Only the two passages in Acts are said to be speaking of communion where “breaking bread” is mentioned. Is it reasonable to conclude that these are the only two exceptions to the normal usage of the idiom? There is no compelling reason to conclude that “breaking bread” means anything other than a common meal. There is simply nothing in these two Bible passages which requires such an interpretation. It is obvious that the idiom refers to a meal everywhere else it is used. To conclude that it refers to anything else requires compelling evidence. Since there is no such overpowering evidence that “breaking bread” means anything other than eating a meal, we must conclude that it refers to a meal everywhere it is used. Consistency demands it.

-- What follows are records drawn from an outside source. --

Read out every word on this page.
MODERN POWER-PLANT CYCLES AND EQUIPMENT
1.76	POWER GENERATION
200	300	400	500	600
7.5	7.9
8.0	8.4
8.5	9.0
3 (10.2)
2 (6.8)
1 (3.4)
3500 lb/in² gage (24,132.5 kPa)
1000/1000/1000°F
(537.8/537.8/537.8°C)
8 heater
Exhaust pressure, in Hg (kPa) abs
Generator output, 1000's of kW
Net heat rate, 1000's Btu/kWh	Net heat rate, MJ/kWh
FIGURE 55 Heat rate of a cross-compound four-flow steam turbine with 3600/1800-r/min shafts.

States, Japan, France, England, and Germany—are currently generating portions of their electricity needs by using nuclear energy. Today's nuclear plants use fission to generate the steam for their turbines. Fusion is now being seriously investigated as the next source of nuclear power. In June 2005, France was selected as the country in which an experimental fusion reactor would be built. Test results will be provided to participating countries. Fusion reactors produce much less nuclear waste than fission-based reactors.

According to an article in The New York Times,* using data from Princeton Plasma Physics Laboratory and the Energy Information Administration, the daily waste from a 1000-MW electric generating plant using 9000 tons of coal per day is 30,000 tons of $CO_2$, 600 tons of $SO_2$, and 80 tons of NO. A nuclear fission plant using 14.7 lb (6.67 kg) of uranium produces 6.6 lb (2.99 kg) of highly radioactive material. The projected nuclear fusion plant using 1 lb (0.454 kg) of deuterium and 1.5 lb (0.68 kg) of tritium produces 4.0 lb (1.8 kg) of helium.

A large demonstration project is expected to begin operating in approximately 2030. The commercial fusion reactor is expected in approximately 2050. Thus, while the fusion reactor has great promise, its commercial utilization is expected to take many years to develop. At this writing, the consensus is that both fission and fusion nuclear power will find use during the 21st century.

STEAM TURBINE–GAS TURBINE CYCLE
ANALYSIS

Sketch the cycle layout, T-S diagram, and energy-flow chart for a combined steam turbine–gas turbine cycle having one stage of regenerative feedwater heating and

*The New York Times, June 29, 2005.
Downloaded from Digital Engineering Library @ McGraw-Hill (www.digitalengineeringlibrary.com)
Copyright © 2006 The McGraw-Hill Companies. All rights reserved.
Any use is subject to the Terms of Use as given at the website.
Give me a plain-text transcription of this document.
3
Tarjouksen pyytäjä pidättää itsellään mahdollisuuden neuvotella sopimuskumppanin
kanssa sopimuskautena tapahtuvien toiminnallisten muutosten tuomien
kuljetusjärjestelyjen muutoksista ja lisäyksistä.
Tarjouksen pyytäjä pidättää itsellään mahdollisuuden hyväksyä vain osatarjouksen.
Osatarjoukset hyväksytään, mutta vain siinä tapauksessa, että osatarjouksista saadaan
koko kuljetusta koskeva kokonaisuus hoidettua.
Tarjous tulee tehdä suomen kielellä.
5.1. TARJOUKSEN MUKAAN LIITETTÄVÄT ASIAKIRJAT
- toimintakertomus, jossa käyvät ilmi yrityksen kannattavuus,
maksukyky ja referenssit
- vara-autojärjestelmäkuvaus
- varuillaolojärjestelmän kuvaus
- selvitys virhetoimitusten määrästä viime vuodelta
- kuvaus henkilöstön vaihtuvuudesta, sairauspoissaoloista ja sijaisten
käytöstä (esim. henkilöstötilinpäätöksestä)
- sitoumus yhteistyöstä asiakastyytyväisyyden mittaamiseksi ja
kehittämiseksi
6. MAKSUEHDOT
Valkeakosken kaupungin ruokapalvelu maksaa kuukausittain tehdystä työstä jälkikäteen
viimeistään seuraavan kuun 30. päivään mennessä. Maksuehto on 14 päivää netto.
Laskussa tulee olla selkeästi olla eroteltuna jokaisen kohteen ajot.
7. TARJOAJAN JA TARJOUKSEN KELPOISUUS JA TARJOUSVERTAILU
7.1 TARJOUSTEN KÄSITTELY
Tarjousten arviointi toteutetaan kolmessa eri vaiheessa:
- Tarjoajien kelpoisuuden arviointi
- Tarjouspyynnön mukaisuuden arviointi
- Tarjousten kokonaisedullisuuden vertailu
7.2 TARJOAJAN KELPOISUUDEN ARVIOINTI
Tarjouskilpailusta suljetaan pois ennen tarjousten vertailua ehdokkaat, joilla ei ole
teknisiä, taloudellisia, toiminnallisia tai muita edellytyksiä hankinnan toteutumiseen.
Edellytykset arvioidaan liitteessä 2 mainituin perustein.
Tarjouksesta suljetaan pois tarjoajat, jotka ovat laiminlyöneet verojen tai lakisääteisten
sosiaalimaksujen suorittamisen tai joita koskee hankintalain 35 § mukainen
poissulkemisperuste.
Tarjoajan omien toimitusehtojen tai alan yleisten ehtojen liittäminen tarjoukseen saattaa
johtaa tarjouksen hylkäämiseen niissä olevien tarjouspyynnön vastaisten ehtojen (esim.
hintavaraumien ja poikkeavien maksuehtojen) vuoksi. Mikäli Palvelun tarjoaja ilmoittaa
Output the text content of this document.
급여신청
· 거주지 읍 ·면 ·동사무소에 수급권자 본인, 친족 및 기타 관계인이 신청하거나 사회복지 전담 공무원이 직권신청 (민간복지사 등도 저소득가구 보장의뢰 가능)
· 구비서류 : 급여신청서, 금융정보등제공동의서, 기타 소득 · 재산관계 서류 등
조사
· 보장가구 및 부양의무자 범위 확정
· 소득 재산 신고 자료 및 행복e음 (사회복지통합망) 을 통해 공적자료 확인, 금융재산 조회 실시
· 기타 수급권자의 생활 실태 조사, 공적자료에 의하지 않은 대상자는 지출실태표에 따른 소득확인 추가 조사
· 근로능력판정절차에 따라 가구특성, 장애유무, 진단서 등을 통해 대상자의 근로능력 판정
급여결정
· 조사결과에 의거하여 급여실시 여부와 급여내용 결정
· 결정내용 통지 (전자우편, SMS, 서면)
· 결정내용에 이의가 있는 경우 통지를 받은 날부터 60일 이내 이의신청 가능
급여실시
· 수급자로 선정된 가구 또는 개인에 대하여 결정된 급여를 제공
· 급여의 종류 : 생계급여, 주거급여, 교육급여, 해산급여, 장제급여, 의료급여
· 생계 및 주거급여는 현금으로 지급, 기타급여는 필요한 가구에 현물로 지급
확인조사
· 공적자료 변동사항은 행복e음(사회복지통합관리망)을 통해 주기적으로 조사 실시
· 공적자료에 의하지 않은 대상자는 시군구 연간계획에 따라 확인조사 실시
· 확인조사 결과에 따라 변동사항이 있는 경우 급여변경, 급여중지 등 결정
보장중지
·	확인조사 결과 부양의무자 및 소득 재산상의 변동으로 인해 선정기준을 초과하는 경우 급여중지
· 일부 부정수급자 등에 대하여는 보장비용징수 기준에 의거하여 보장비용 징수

Consider carefully what we learned above…
- The passages that clearly deal with communion nowhere equate the communion memorial with the phrase “breaking bread”.
- The passages which are clearly idiomatic never reference the Lord’s Supper but instead are equated to a common meal.
- The literal passages are just that; the actual breaking of a piece of bread with no figurative or veiled implications.
The only idioms the Bible uses for communion are “Lord’s Supper” and “Lord’s Table”. Lets be content to leave it at that.